Mémoire du Temps n°32, technique mixte, 2013.

Les œuvres d’Anne-Marie Mary sont d’abord le fruit d’une action ; celle du temps.
Dans sa série Mémoire du temps, son procédé repose sur la récolte et la mise en scène de papiers et de morceaux de métal rouillé sur toile, préparée à l'acrylique.
Les fragments de matériaux pauvres ou de rebut sont fixés, leur permettant de devenir un autre support mis à l’épreuve d’une réalité nouvelle. Ce recueil de changements d’états de matière s’affirme comme une opération témoin du temps historique, une transformation irréversible de la naissance à la mort.

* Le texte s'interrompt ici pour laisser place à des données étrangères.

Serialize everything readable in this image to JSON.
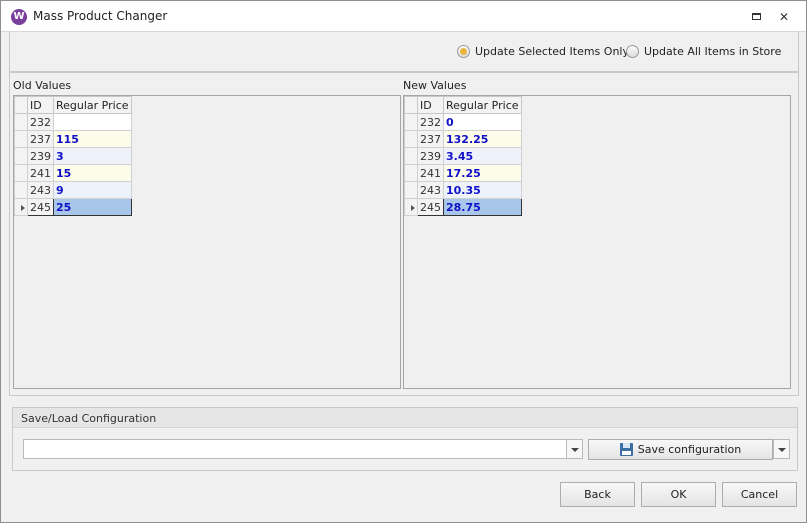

« Comme la rouille qui attaque, le temps désagrège, déconstruit, réduit en miettes... donc en morceaux ! Nous vivons dans une société du « Trop » : surconsommation, surinformation... Et, face à cela, j'ai depuis longtemps la conscience aiguë de la disparition des êtres et des choses. Cette idée de la fragilité de la vie et que tout s'efface avec le temps, rejoint, à mon avis, l’expression des Vanités de la peinture classique. »
Recyclés et transposés, les fragments aboutissent à des compositions abstraites à l’aspect cartographié.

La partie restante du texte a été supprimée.